A few days ago, I was searching through some old papers I had written in high school. I came across an essay for a college application, one that perfectly summed up how I felt about this marvelous community. Enjoy:
On a warm summer morning in the middle of July, I walk outside to my favorite location in the world. It’s nothing spectacular, really, just the front porch of a house located in a small southern town. Still clad in my pink pajama bottoms and over-sized t-shirt, I sit down in the white chair that has occupied the same location for years, lay my head back, and close my eyes. When I breathe in, I smell the fresh dew that the morning has brought, and for a good while, I just sit. I listen to the birds chirping their little songs, the old trucks creaking by on the nearby highway, and the neighbors taking their dogs out for an early walk. As I slowly begin to open my eyes, I look across the street at historical downtown Plains. This isn’t my house, nor is it my hometown. It is the home of my aunt, the same home that I’ve become so fond of over the past eight years. Every year since I was nine, I’ve come to stay here for a week each summer. Most people my age would consider it to be a punishment to stay with their aunt for a whole week, surrounded by nothing more than two restaurants and a Dollar General. But the depths of this town cannot be measured by size, population, or peanut yield.
I can proudly say that I know more about the city of Plains than I know about my own hometown: The beautiful old strip of downtown brick buildings located next to the city park, The 1976 Presidential campaign depot placed near the train tracks, and the old Plains High School- now a National Historic Site, a portal to a simpler time- each within walking distance of each other, all filled with smiling faces waiting to greet you. I fell in love with this town for its simplicity through the eyes of a nine-year-old girl. No matter where I go, no matter how quickly the tide of adulthood approaches my coast, I know that the white chair on the front porch hasn’t moved and that there is purity in simplicity.
And on those cricket-sung nights in Plains, the streets lit exclusively by the constellations, I sit on the front porch and play cards with my aunt as every person that walks by gives us a wave and a hello, even strangers. And then on Sunday morning, we wake up and walk to church, and when it’s over we walk with the entire town to the nearby restaurant for a modest communion of fried chicken, mashed potatoes, and pecan pie.

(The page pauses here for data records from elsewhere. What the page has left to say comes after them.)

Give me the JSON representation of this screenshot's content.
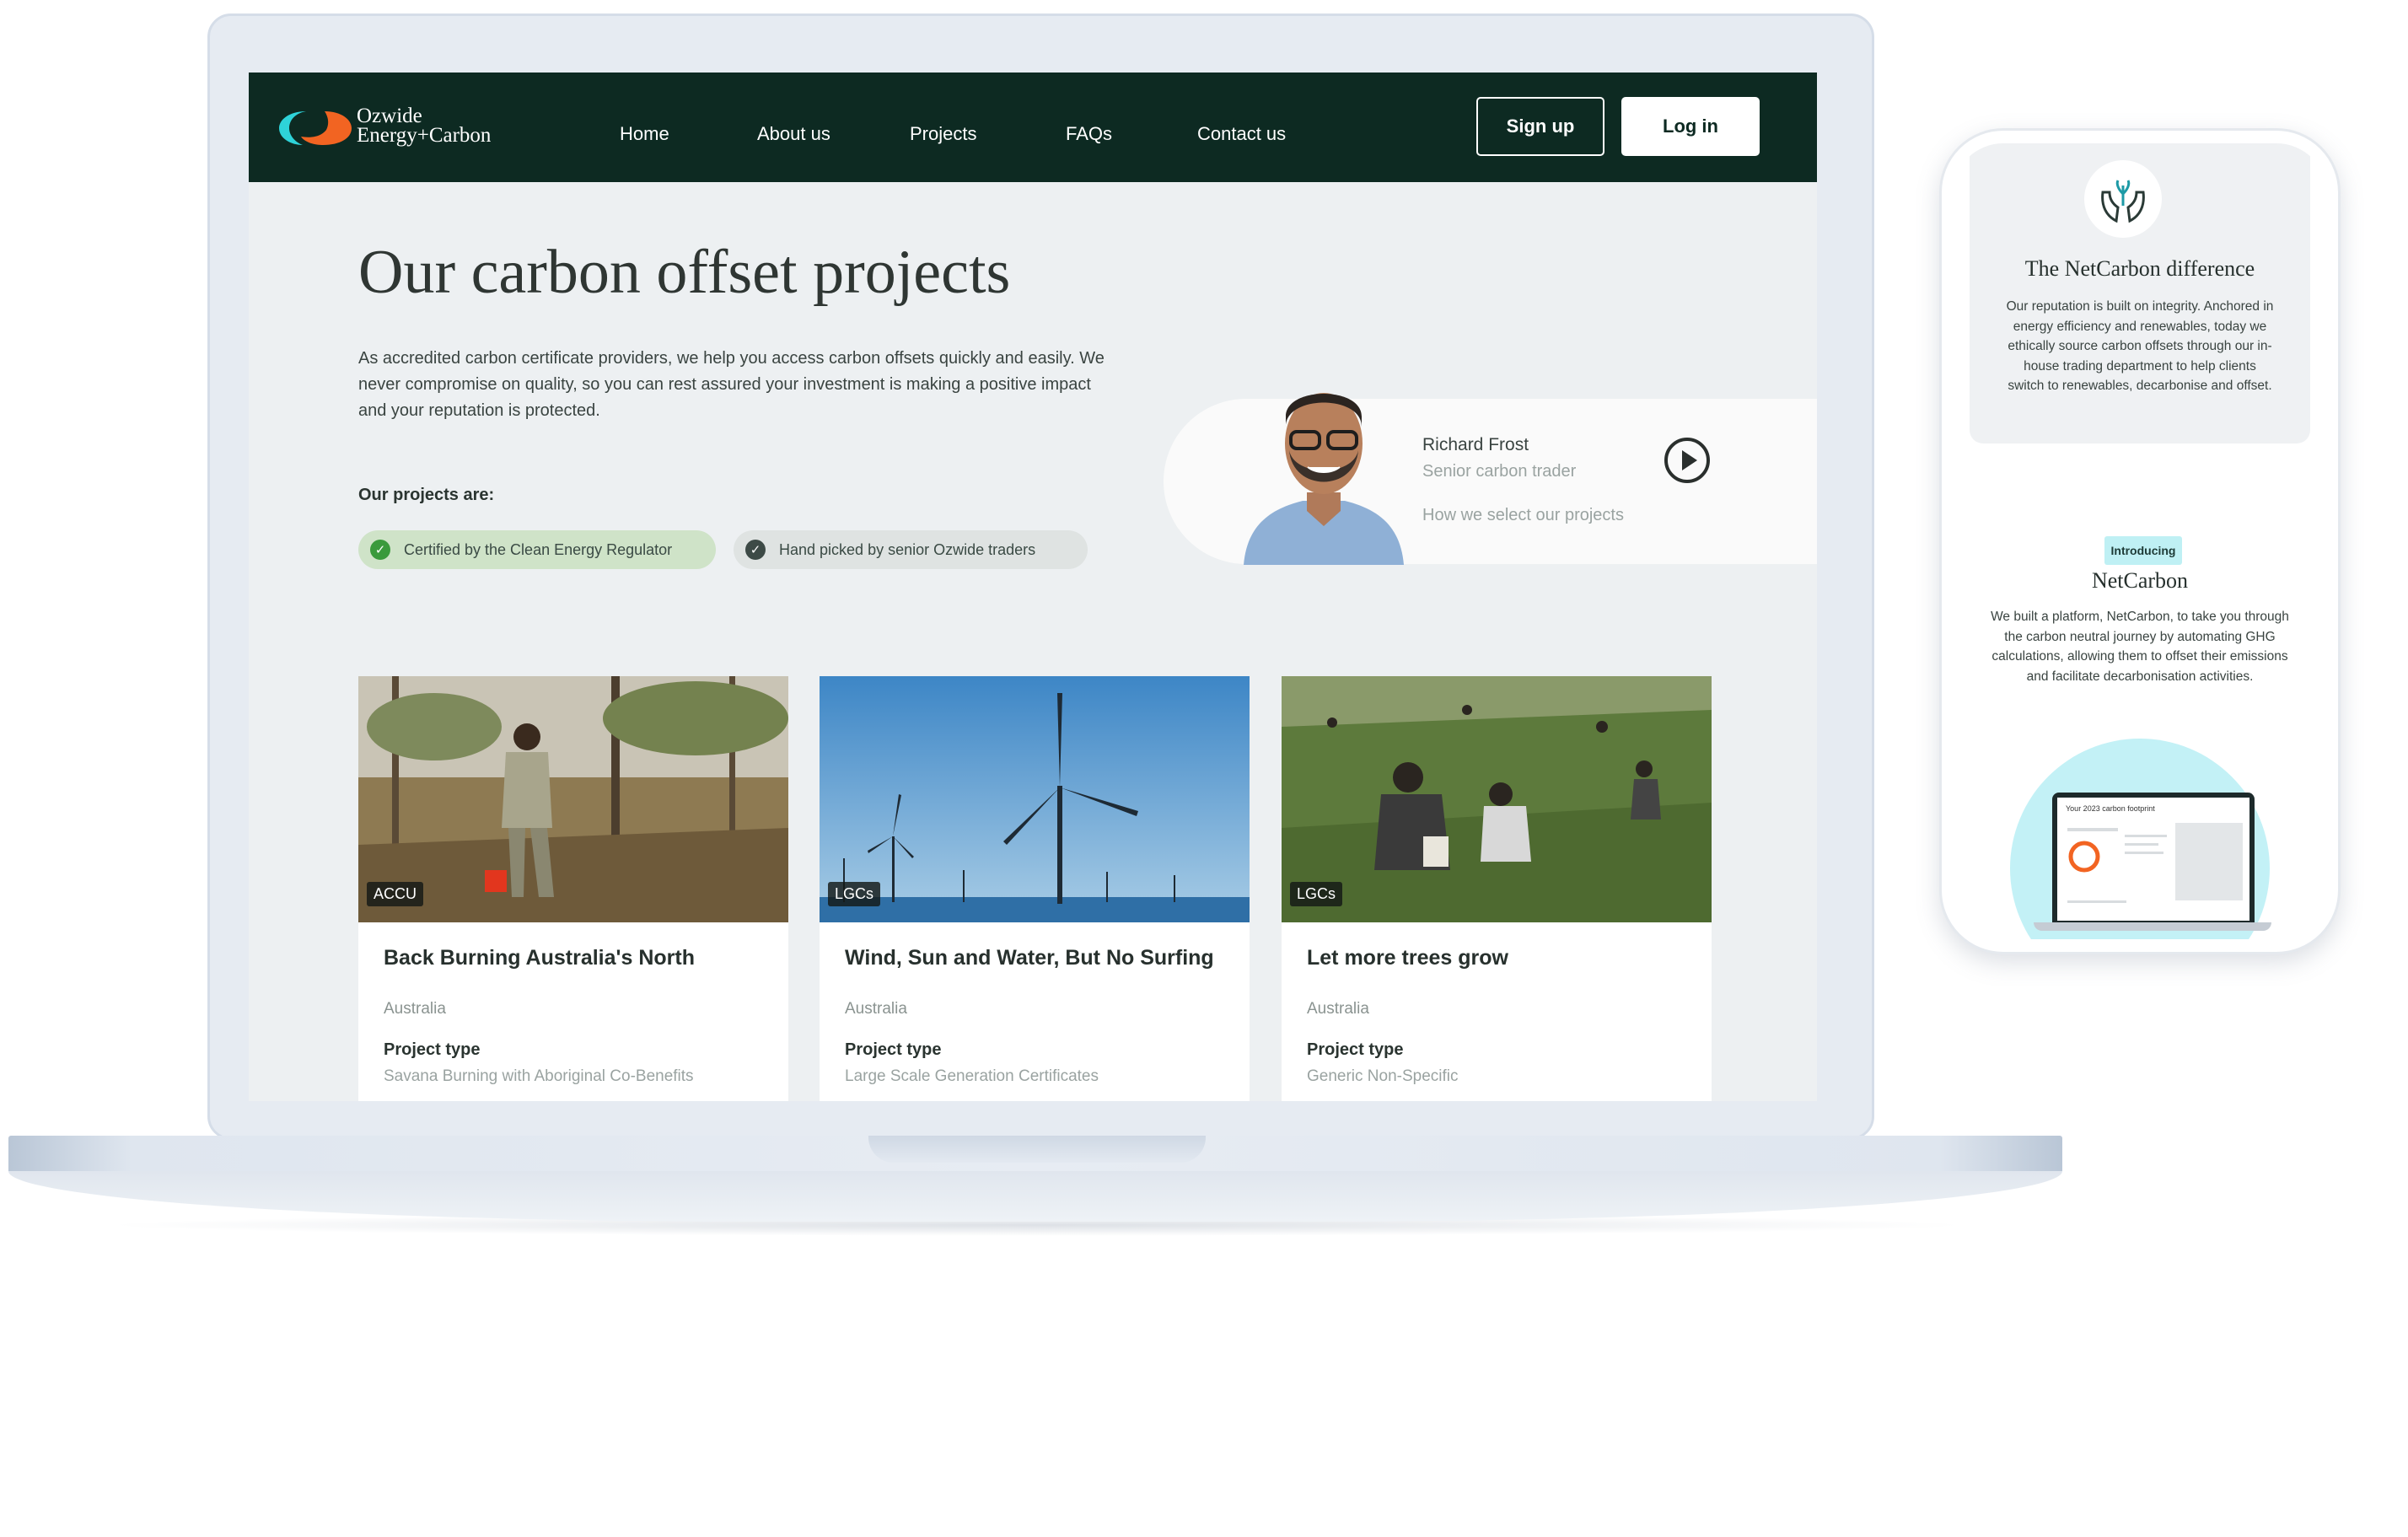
{
  "nav": {
    "logo_line1": "Ozwide",
    "logo_line2": "Energy+Carbon",
    "links": [
      "Home",
      "About us",
      "Projects",
      "FAQs",
      "Contact us"
    ],
    "signup": "Sign up",
    "login": "Log in"
  },
  "hero": {
    "title": "Our carbon offset projects",
    "description": "As accredited carbon certificate providers, we help you access carbon offsets quickly and easily. We never compromise on quality, so you can rest assured your investment is making a positive impact and your reputation is protected.",
    "projects_are": "Our projects are:",
    "pills": [
      "Certified by the Clean Energy Regulator",
      "Hand picked by senior Ozwide traders"
    ]
  },
  "video": {
    "name": "Richard Frost",
    "role": "Senior carbon trader",
    "link": "How we select our projects"
  },
  "cards": [
    {
      "badge": "ACCU",
      "title": "Back Burning Australia's North",
      "country": "Australia",
      "type_label": "Project type",
      "type_value": "Savana Burning with Aboriginal Co-Benefits"
    },
    {
      "badge": "LGCs",
      "title": "Wind, Sun and Water, But No Surfing",
      "country": "Australia",
      "type_label": "Project type",
      "type_value": "Large Scale Generation Certificates"
    },
    {
      "badge": "LGCs",
      "title": "Let more trees grow",
      "country": "Australia",
      "type_label": "Project type",
      "type_value": "Generic Non-Specific"
    }
  ],
  "phone": {
    "heading": "The NetCarbon difference",
    "paragraph": "Our reputation is built on integrity. Anchored in energy efficiency and renewables, today we ethically source carbon offsets through our in-house trading department to help clients switch to renewables, decarbonise and offset.",
    "badge": "Introducing",
    "heading2": "NetCarbon",
    "paragraph2": "We built a platform, NetCarbon, to take you through the carbon neutral journey by automating GHG calculations, allowing them to offset their emissions and facilitate decarbonisation activities.",
    "mini_screen_title": "Your 2023 carbon footprint"
  },
  "colors": {
    "nav_bg": "#0d2a22",
    "accent_teal": "#2ed3d9",
    "accent_orange": "#f26422",
    "pill_green": "#cfe3c8",
    "badge_cyan": "#bff0f4"
  },
  "icons": [
    "logo-icon",
    "check-icon",
    "play-icon",
    "hands-icon"
  ]
}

While Plains, Georgia is a little town, it has taught me that appreciating the genuine things in life are far more precious than getting caught up in superficial tides. At nine years old, no one could have ever told me that a white chair would help me to understand that happiness truly does come from within. But as I sit motionless on that old front porch that I have grown to love, I wish that I could press pause and stay in this moment forever. I never want to forget this feeling of real bliss. But by just remembering the simplistic characteristics of this town, I can remain in this joyful mindset for as long as I live.